Представил, как его подкатывают к стене красного кирпича, щерблённой от бессчётных пробоин. Залп – и он мешком валится вниз, на землю. Ещё залп – и пустая каталка продолжает дёргаться и елозить колёсами под градом пуль.
Чёрное плохо будет смотреться в кадре.
– Есть другое кресло, посветлее? – спросил без предисловий у вошедшей медсестры в накрахмаленном платке.
Той пришлось наклониться очень близко, чтобы расслышать его бормотание.
– До того, как пересесть в кресло, вам ещё очень далеко, – ответила строго.
На рассвете явилась эта нелепая женщина с обвислым, как у бульдога, лицом. Наверняка провела ночь в приёмном покое, требуя допустить её к больному. Но врачи в кремлёвке – церберы, своё дело знают: сон пациента превыше всего. И только утром свершилось: пурпурная февральская заря едва полыхнула в окне, а женщина уже суетится по-хозяйски в палате, пододвигая к его изголовью стол со стульями, раскладывая вещи и рассаживаясь – явно намереваясь остаться надолго.
– Юлия Ивановна, уйдите, – потребовал он, возвышая голос до предела.
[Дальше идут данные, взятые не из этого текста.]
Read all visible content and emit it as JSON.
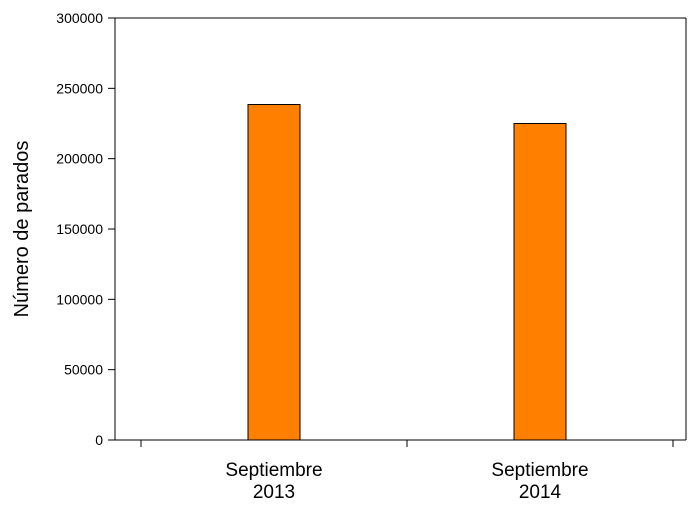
{
  "chart_data": {
    "type": "bar",
    "title": "",
    "xlabel": "",
    "ylabel": "Número de parados",
    "ylim": [
      0,
      300000
    ],
    "yticks": [
      0,
      50000,
      100000,
      150000,
      200000,
      250000,
      300000
    ],
    "categories": [
      [
        "Septiembre",
        "2013"
      ],
      [
        "Septiembre",
        "2014"
      ]
    ],
    "series": [
      {
        "values": [
          238500,
          225000
        ]
      }
    ],
    "bar_color": "#ff7f00",
    "bar_stroke": "#000000",
    "grid": false,
    "legend": "none"
  }
}
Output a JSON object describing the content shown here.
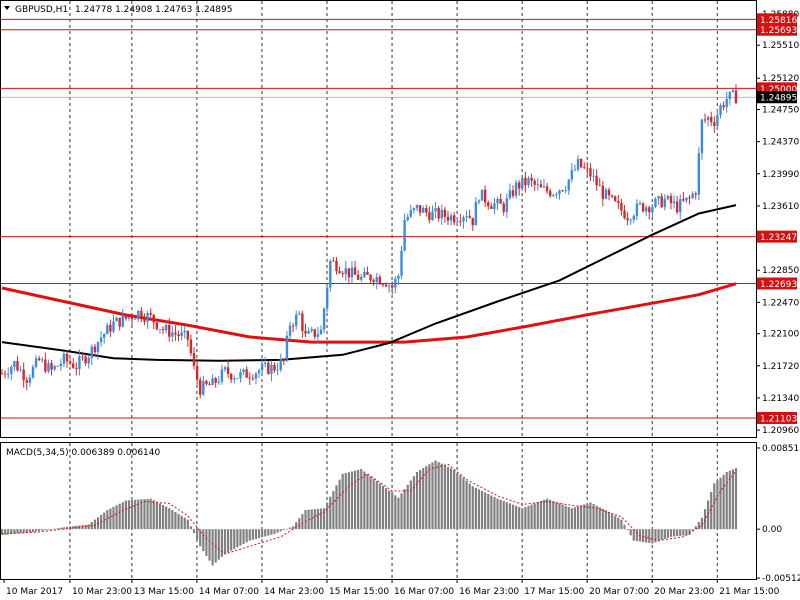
{
  "header": {
    "title": "GBPUSD,H1",
    "ohlc": "1.24778 1.24908 1.24763 1.24895"
  },
  "chart_data": {
    "type": "candlestick",
    "symbol": "GBPUSD",
    "timeframe": "H1",
    "price_ylim": [
      1.2089,
      1.2595
    ],
    "price_ticks": [
      "1.25880",
      "1.25510",
      "1.25120",
      "1.24750",
      "1.24370",
      "1.23990",
      "1.23610",
      "1.22850",
      "1.22470",
      "1.22100",
      "1.21720",
      "1.21340",
      "1.20960"
    ],
    "price_tick_values": [
      1.2588,
      1.2551,
      1.2512,
      1.2475,
      1.2437,
      1.2399,
      1.2361,
      1.2285,
      1.2247,
      1.221,
      1.2172,
      1.2134,
      1.2096
    ],
    "horizontal_levels": [
      {
        "label": "1.25816",
        "value": 1.25816
      },
      {
        "label": "1.25693",
        "value": 1.25693
      },
      {
        "label": "1.25000",
        "value": 1.25
      },
      {
        "label": "1.23247",
        "value": 1.23247
      },
      {
        "label": "1.22693",
        "value": 1.22693
      },
      {
        "label": "1.21103",
        "value": 1.21103
      }
    ],
    "current_price": {
      "label": "1.24895",
      "value": 1.24895
    },
    "x_labels": [
      "10 Mar 2017",
      "10 Mar 23:00",
      "13 Mar 15:00",
      "14 Mar 07:00",
      "14 Mar 23:00",
      "15 Mar 15:00",
      "16 Mar 07:00",
      "16 Mar 23:00",
      "17 Mar 15:00",
      "20 Mar 07:00",
      "20 Mar 23:00",
      "21 Mar 15:00"
    ],
    "close_path": [
      [
        0,
        1.2163
      ],
      [
        4,
        1.2175
      ],
      [
        8,
        1.2158
      ],
      [
        12,
        1.2178
      ],
      [
        16,
        1.2166
      ],
      [
        20,
        1.2179
      ],
      [
        24,
        1.2172
      ],
      [
        28,
        1.2186
      ],
      [
        32,
        1.2206
      ],
      [
        36,
        1.2222
      ],
      [
        40,
        1.2228
      ],
      [
        44,
        1.2235
      ],
      [
        48,
        1.2229
      ],
      [
        52,
        1.2215
      ],
      [
        56,
        1.221
      ],
      [
        60,
        1.2204
      ],
      [
        62,
        1.2168
      ],
      [
        64,
        1.2145
      ],
      [
        68,
        1.215
      ],
      [
        72,
        1.2165
      ],
      [
        76,
        1.216
      ],
      [
        80,
        1.2163
      ],
      [
        84,
        1.2168
      ],
      [
        88,
        1.217
      ],
      [
        91,
        1.2178
      ],
      [
        93,
        1.2222
      ],
      [
        96,
        1.2232
      ],
      [
        98,
        1.2206
      ],
      [
        100,
        1.2209
      ],
      [
        103,
        1.2213
      ],
      [
        106,
        1.2295
      ],
      [
        108,
        1.2292
      ],
      [
        112,
        1.2282
      ],
      [
        116,
        1.2275
      ],
      [
        120,
        1.2278
      ],
      [
        124,
        1.2272
      ],
      [
        126,
        1.2265
      ],
      [
        128,
        1.2279
      ],
      [
        130,
        1.2345
      ],
      [
        134,
        1.2358
      ],
      [
        138,
        1.2352
      ],
      [
        142,
        1.235
      ],
      [
        146,
        1.2348
      ],
      [
        150,
        1.2353
      ],
      [
        152,
        1.2344
      ],
      [
        154,
        1.2375
      ],
      [
        158,
        1.2364
      ],
      [
        162,
        1.236
      ],
      [
        166,
        1.2384
      ],
      [
        170,
        1.239
      ],
      [
        174,
        1.238
      ],
      [
        178,
        1.2378
      ],
      [
        182,
        1.2386
      ],
      [
        186,
        1.241
      ],
      [
        190,
        1.2398
      ],
      [
        194,
        1.2376
      ],
      [
        198,
        1.2362
      ],
      [
        202,
        1.235
      ],
      [
        206,
        1.236
      ],
      [
        210,
        1.2362
      ],
      [
        214,
        1.2368
      ],
      [
        218,
        1.236
      ],
      [
        222,
        1.2369
      ],
      [
        224,
        1.238
      ],
      [
        226,
        1.246
      ],
      [
        228,
        1.2465
      ],
      [
        230,
        1.2462
      ],
      [
        232,
        1.2478
      ],
      [
        234,
        1.2488
      ],
      [
        236,
        1.249
      ]
    ],
    "sma_black": [
      [
        0,
        1.22
      ],
      [
        20,
        1.219
      ],
      [
        36,
        1.2181
      ],
      [
        50,
        1.2179
      ],
      [
        70,
        1.2178
      ],
      [
        90,
        1.2179
      ],
      [
        110,
        1.2185
      ],
      [
        125,
        1.2199
      ],
      [
        140,
        1.2222
      ],
      [
        160,
        1.2248
      ],
      [
        180,
        1.2273
      ],
      [
        195,
        1.23
      ],
      [
        210,
        1.2327
      ],
      [
        225,
        1.2352
      ],
      [
        237,
        1.2362
      ]
    ],
    "sma_red": [
      [
        0,
        1.2264
      ],
      [
        20,
        1.2248
      ],
      [
        40,
        1.2232
      ],
      [
        60,
        1.222
      ],
      [
        80,
        1.2206
      ],
      [
        100,
        1.22
      ],
      [
        130,
        1.22
      ],
      [
        150,
        1.2206
      ],
      [
        170,
        1.2219
      ],
      [
        190,
        1.2233
      ],
      [
        210,
        1.2246
      ],
      [
        225,
        1.2256
      ],
      [
        237,
        1.2269
      ]
    ],
    "macd": {
      "label": "MACD(5,34,5) 0.006389 0.006140",
      "ylim": [
        -0.00512,
        0.00851
      ],
      "ticks": [
        "0.008511",
        "0.00",
        "-0.005125"
      ],
      "tick_values": [
        0.008511,
        0.0,
        -0.005125
      ],
      "hist_path": [
        [
          0,
          -0.0006
        ],
        [
          10,
          -0.0003
        ],
        [
          20,
          0.0002
        ],
        [
          28,
          0.0005
        ],
        [
          34,
          0.002
        ],
        [
          40,
          0.003
        ],
        [
          48,
          0.0032
        ],
        [
          54,
          0.0022
        ],
        [
          60,
          0.001
        ],
        [
          64,
          -0.0018
        ],
        [
          68,
          -0.0038
        ],
        [
          72,
          -0.0026
        ],
        [
          80,
          -0.0012
        ],
        [
          88,
          -0.0005
        ],
        [
          94,
          0.0003
        ],
        [
          98,
          0.002
        ],
        [
          104,
          0.0022
        ],
        [
          110,
          0.0058
        ],
        [
          116,
          0.0063
        ],
        [
          122,
          0.0048
        ],
        [
          128,
          0.0033
        ],
        [
          134,
          0.006
        ],
        [
          140,
          0.0072
        ],
        [
          146,
          0.0062
        ],
        [
          152,
          0.0045
        ],
        [
          160,
          0.0032
        ],
        [
          168,
          0.0022
        ],
        [
          176,
          0.0032
        ],
        [
          184,
          0.0022
        ],
        [
          190,
          0.0028
        ],
        [
          196,
          0.0018
        ],
        [
          200,
          0.001
        ],
        [
          204,
          -0.0012
        ],
        [
          210,
          -0.0015
        ],
        [
          216,
          -0.0008
        ],
        [
          222,
          -0.0006
        ],
        [
          226,
          0.0012
        ],
        [
          230,
          0.0048
        ],
        [
          234,
          0.006
        ],
        [
          237,
          0.0064
        ]
      ],
      "signal_path": [
        [
          0,
          -0.0005
        ],
        [
          12,
          -0.0003
        ],
        [
          22,
          0.0001
        ],
        [
          30,
          0.0004
        ],
        [
          38,
          0.0018
        ],
        [
          46,
          0.0029
        ],
        [
          54,
          0.0027
        ],
        [
          60,
          0.0014
        ],
        [
          66,
          -0.001
        ],
        [
          72,
          -0.0026
        ],
        [
          80,
          -0.0018
        ],
        [
          90,
          -0.0008
        ],
        [
          98,
          0.0008
        ],
        [
          104,
          0.0018
        ],
        [
          112,
          0.0045
        ],
        [
          118,
          0.0058
        ],
        [
          126,
          0.004
        ],
        [
          132,
          0.004
        ],
        [
          138,
          0.0063
        ],
        [
          144,
          0.0068
        ],
        [
          150,
          0.0052
        ],
        [
          160,
          0.0035
        ],
        [
          168,
          0.0026
        ],
        [
          176,
          0.0029
        ],
        [
          184,
          0.0025
        ],
        [
          192,
          0.0022
        ],
        [
          200,
          0.0013
        ],
        [
          206,
          -0.0007
        ],
        [
          212,
          -0.0012
        ],
        [
          220,
          -0.0008
        ],
        [
          226,
          0.0004
        ],
        [
          232,
          0.004
        ],
        [
          237,
          0.0061
        ]
      ]
    },
    "colors": {
      "bull": "#3d8be0",
      "bear": "#d42828",
      "sma_black": "#000000",
      "sma_red": "#e01010",
      "level": "#d41010",
      "current_price_tag": "#000000",
      "macd_hist": "#808080",
      "macd_signal": "#e01010",
      "grid": "#000000"
    }
  }
}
Но голоса не было слышно за скрипом мебели и стуком женских каблуков.
– Видеть вас не хочу, мне от вас хуже, – сообщил, дождавшись тишины.
Голоса не было слышно даже в тишине.
Он понял, что открывает рот беззвучно.
А женщина обнаружила, что больной бодр и, видимо, не прочь поговорить.
– Ты выздоровеешь, Рорик, – произнесла с напором, выразительно двигая алыми от помады губами.
Он хотел было поморщиться – и от нестерпимо алых губ, и от стучащих каблуков, и от этого давно позабытого «Рорика», – но лицевые мышцы слушались плохо. Оставалось только прикрыть глаза и сделать вид, что снова погружается в дрёму.
Женщина вскочила и поправила на нём одеяло, подоткнула со всех сторон. Ей казалось, верно, что именно так и должна вести себя заботливая мать.
Стараясь не дышать её одеколоном – и зачем было опрыскиваться, направляясь в палату к больному сыну? – он пережидал, пока женщина вновь отсядет на стул.
Она и правда приходилась ему матерью. Ничего, кроме бесконечного удивления, этот факт не вызывал. Впрочем, сейчас впору и затосковать: здесь, в палате, он был полностью в её власти.
– Я вылечу тебя, Рорик. Я вновь буду тебе читать – как раньше, как всегда.
Ему сорок восемь лет, но он абсолютно беззащитен перед этим её благомысленным порывом.
– Я всё принесла. Я знаю, это поможет лучше, чем лекарства.
Как часто она всё же использует местоимение «я». Он давно уже приучил себя не раздражаться по этому поводу, а сейчас, распластанный по больничной койке, даже испытывал некоторое умиление от подобной эгоцентричности.
Он прилежно держал веки сомкнутыми и лежал без единого движения, но женщина не умолкала.
– Я буду читать, даже когда ты спишь. Психиатры, так любимые тобой, утверждают, что спящий человек продолжает слышать, пусть и не осознавая этого.